3. In Pipitone, there was a dispute whether the superior court had in fact found the sole reason for the search was to obtain evidence against Pipitone. (86 Cal.App.3d at pp. 686-687, 152 Cal.Rptr. 1.) The appellate court concluded that, read in the light most favorable to the suppression order, the record showed that the superior court had in fact found the officers' sole purpose in conducting the search was to uncover evidence against Pipitone. (Ibid.)
4. According to the California Style Manual (3d ed.1986) section 101, “When the cited case deals with an analogous situation, as when there is a similar statute, and the decision is in accord, the citation should be preceded by the abbreviation ‘cf.’ ”
5. In In re Tyrell J. (1994) 8 Cal.4th 68, 32 Cal.Rptr.2d 33, 876 P.2d 519, the Supreme Court reached the same result with respect to a juvenile probationer although on a slightly different theory. Although the Court concluded juvenile probationers do not voluntarily consent to a search condition the way adult probationers do, the court nevertheless found that juvenile probationers who are subject to search conditions have no reasonable expectation of privacy over contraband in their possession. (Id., at pp. 74, 81-83, 89-90, 32 Cal.Rptr.2d 33, 876 P.2d 519.)

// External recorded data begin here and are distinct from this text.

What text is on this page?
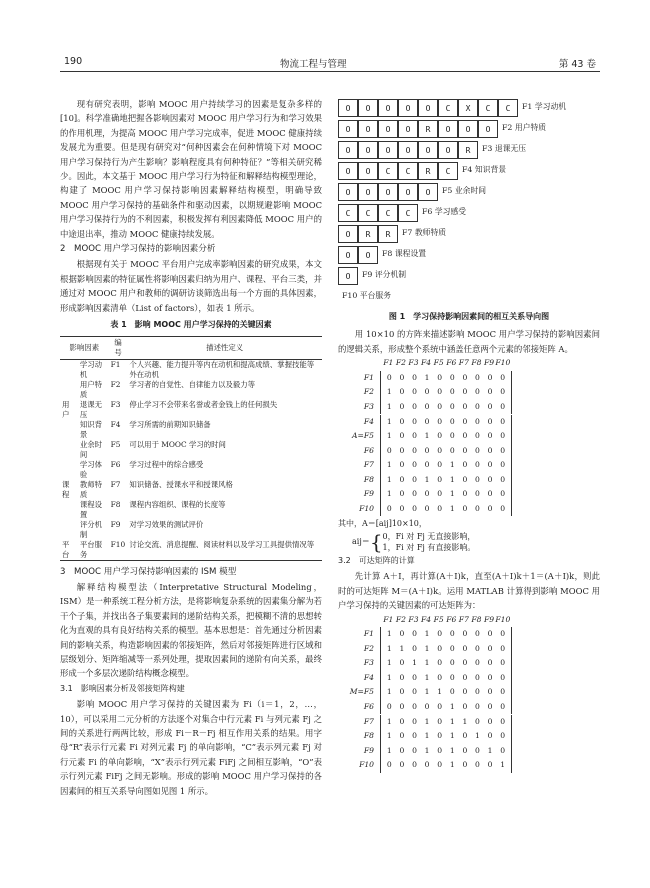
190	物流工程与管理	第 43 卷

现有研究表明，影响 MOOC 用户持续学习的因素是复杂多样的[10]。科学准确地把握各影响因素对 MOOC 用户学习行为和学习效果的作用机理，为提高 MOOC 用户学习完成率，促进 MOOC 健康持续发展尤为重要。但是现有研究对“何种因素会在何种情境下对 MOOC 用户学习保持行为产生影响？影响程度具有何种特征？”等相关研究稀少。因此，本文基于 MOOC 用户学习行为特征和解释结构模型理论，构建了 MOOC 用户学习保持影响因素解释结构模型，明确导致 MOOC 用户学习保持的基础条件和驱动因素，以期规避影响 MOOC 用户学习保持行为的不利因素，积极发挥有利因素降低 MOOC 用户的中途退出率，推动 MOOC 健康持续发展。

2　MOOC 用户学习保持的影响因素分析

根据现有关于 MOOC 平台用户完成率影响因素的研究成果，本文根据影响因素的特征属性将影响因素归纳为用户、课程、平台三类，并通过对 MOOC 用户和教师的调研访谈筛选出每一个方面的具体因素，形成影响因素清单（List of factors），如表 1 所示。

表 1　影响 MOOC 用户学习保持的关键因素
影响因素		编号	描述性定义
	学习动机	F1	个人兴趣、能力提升等内在动机和提高成绩、掌握技能等外在动机
	用户特质	F2	学习者的自觉性、自律能力以及毅力等
用户	退课无压	F3	停止学习不会带来名誉或者金钱上的任何损失
	知识背景	F4	学习所需的前期知识储备
	业余时间	F5	可以用于 MOOC 学习的时间
	学习体验	F6	学习过程中的综合感受
课程	教师特质	F7	知识储备、授课水平和授课风格
	课程设置	F8	课程内容组织、课程的长度等
	评分机制	F9	对学习效果的测试评价
平台	平台服务	F10	讨论交流、消息提醒、阅读材料以及学习工具提供情况等
3　MOOC 用户学习保持影响因素的 ISM 模型

解释结构模型法（Interpretative Structural Modeling，ISM）是一种系统工程分析方法，是将影响复杂系统的因素集分解为若干个子集，并找出各子集要素间的递阶结构关系，把模糊不清的思想转化为直观的具有良好结构关系的模型。基本思想是：首先通过分析因素间的影响关系，构造影响因素的邻接矩阵，然后对邻接矩阵进行区域和层级划分、矩阵缩减等一系列处理，提取因素间的递阶有向关系，最终形成一个多层次递阶结构概念模型。

3.1　影响因素分析及邻接矩阵构建

影响 MOOC 用户学习保持的关键因素为 Fi（i＝1，2，…，10），可以采用二元分析的方法逐个对集合中行元素 Fi 与列元素 Fj 之间的关系进行两两比较，形成 Fi－R－Fj 相互作用关系的结果。用字母“R”表示行元素 Fi 对列元素 Fj 的单向影响，“C”表示列元素 Fj 对行元素 Fi 的单向影响，“X”表示行列元素 FiFj 之间相互影响，“O”表示行列元素 FiFj 之间无影响。形成的影响 MOOC 用户学习保持的各因素间的相互关系导向图如见图 1 所示。

O	O	O	O	O	C	X	C	C	F1 学习动机
O	O	O	O	R	O	O	O	F2 用户特质
O	O	O	O	O	O	R	F3 退课无压
O	O	C	C	R	C	F4 知识背景
O	O	O	O	O	F5 业余时间
C	C	C	C	F6 学习感受
O	R	R	F7 教师特质
O	O	F8 课程设置
O	F9 评分机制
F10 平台服务
图 1　学习保持影响因素间的相互关系导向图

用 10×10 的方阵来描述影响 MOOC 用户学习保持的影响因素间的逻辑关系，形成整个系统中涵盖任意两个元素的邻接矩阵 A。

F1 F2 F3 F4 F5 F6 F7 F8 F9 F10
F1	0	0	0	1	0	0	0	0	0	0
F2	1	0	0	0	0	0	0	0	0	0
F3	1	0	0	0	0	0	0	0	0	0
F4	1	0	0	0	0	0	0	0	0	0
A=F5	1	0	0	1	0	0	0	0	0	0
F6	0	0	0	0	0	0	0	0	0	0
F7	1	0	0	0	0	1	0	0	0	0
F8	1	0	0	1	0	1	0	0	0	0
F9	1	0	0	0	0	1	0	0	0	0
F10	0	0	0	0	0	1	0	0	0	0

其中，A＝[aij]10×10，

aij＝ { 0，Fi 对 Fj 无直接影响，
1，Fi 对 Fj 有直接影响。
3.2　可达矩阵的计算

先计算 A＋I，再计算(A＋I)k，直至(A＋I)k＋1＝(A＋I)k，则此时的可达矩阵 M＝(A＋I)k。运用 MATLAB 计算得到影响 MOOC 用户学习保持的关键因素的可达矩阵为：

F1 F2 F3 F4 F5 F6 F7 F8 F9 F10
F1	1	0	0	1	0	0	0	0	0	0
F2	1	1	0	1	0	0	0	0	0	0
F3	1	0	1	1	0	0	0	0	0	0
F4	1	0	0	1	0	0	0	0	0	0
M=F5	1	0	0	1	1	0	0	0	0	0
F6	0	0	0	0	0	1	0	0	0	0
F7	1	0	0	1	0	1	1	0	0	0
F8	1	0	0	1	0	1	0	1	0	0
F9	1	0	0	1	0	1	0	0	1	0
F10	0	0	0	0	0	1	0	0	0	1
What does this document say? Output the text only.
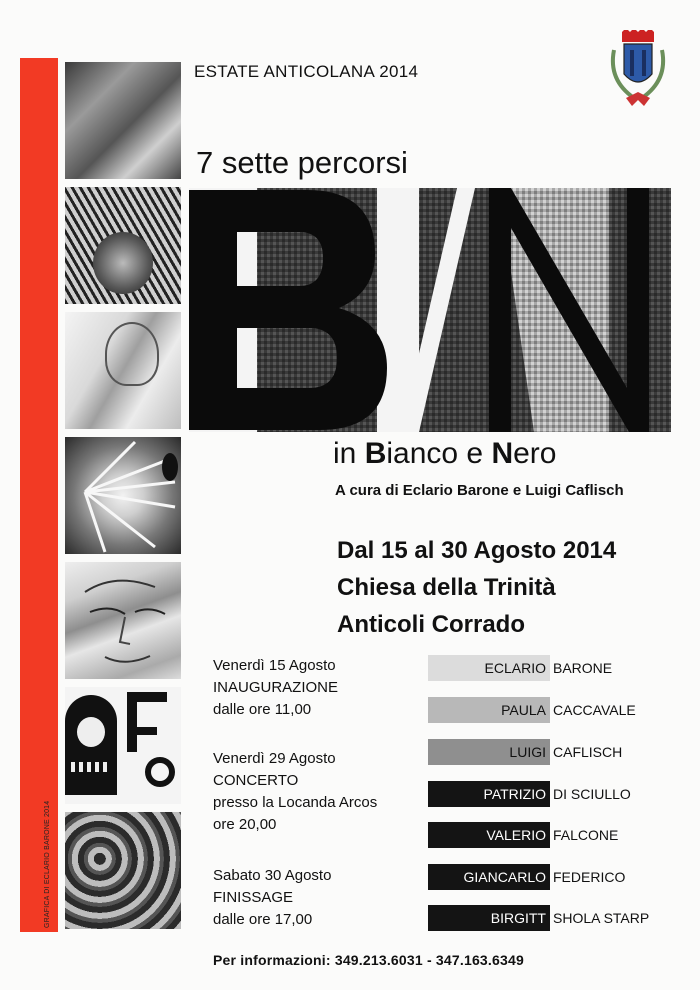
GRAFICA DI ECLARIO BARONE 2014
ESTATE ANTICOLANA 2014
7 sette percorsi
in Bianco e Nero
A cura di Eclario Barone e Luigi Caflisch
Dal 15 al 30 Agosto 2014
Chiesa della Trinità
Anticoli Corrado
Venerdì 15 Agosto
INAUGURAZIONE
dalle ore 11,00
Venerdì 29 Agosto
CONCERTO
presso la Locanda Arcos
ore 20,00
Sabato 30 Agosto
FINISSAGE
dalle ore 17,00
ECLARIO BARONE
PAULA CACCAVALE
LUIGI CAFLISCH
PATRIZIO DI SCIULLO
VALERIO FALCONE
GIANCARLO FEDERICO
BIRGITT SHOLA STARP
Per informazioni: 349.213.6031 - 347.163.6349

6. We note there is no evidence defendants were aware Loza was subject to a probation search condition. Thus, this case does not present the issue whether a probationer's cotenants waive their reasonable expectation of privacy when they knowingly reside with a probationer who is subject to a residential search condition.
7. In Hudson, supra, the Ninth Circuit held that the Whren analysis applies to arrests based on ordinary probable cause. The Hudson Court reasoned: “Whren's rationale dictates application of the Whren standard to the arrest in this case. Whren made clear that where ‘police conduct [ ] is justifiable on the basis of probable cause to believe that a violation of law has occurred,’ we may not inquire into whether the officer's behavior had improper motives or deviated from the typical practice of reasonable officers. Because the police action in this case-arrest-is subject to ‘an ordinary, probable-cause Fourth Amendment analysis,’ ․ we conclude that Whren sets forth the applicable standard for arrests alleged to be pretextual.” (100 F.3d at pp. 1415-1416.)
PARRILLI, Associate Justice.
CORRIGAN, Acting P.J., and WALKER, J., concur.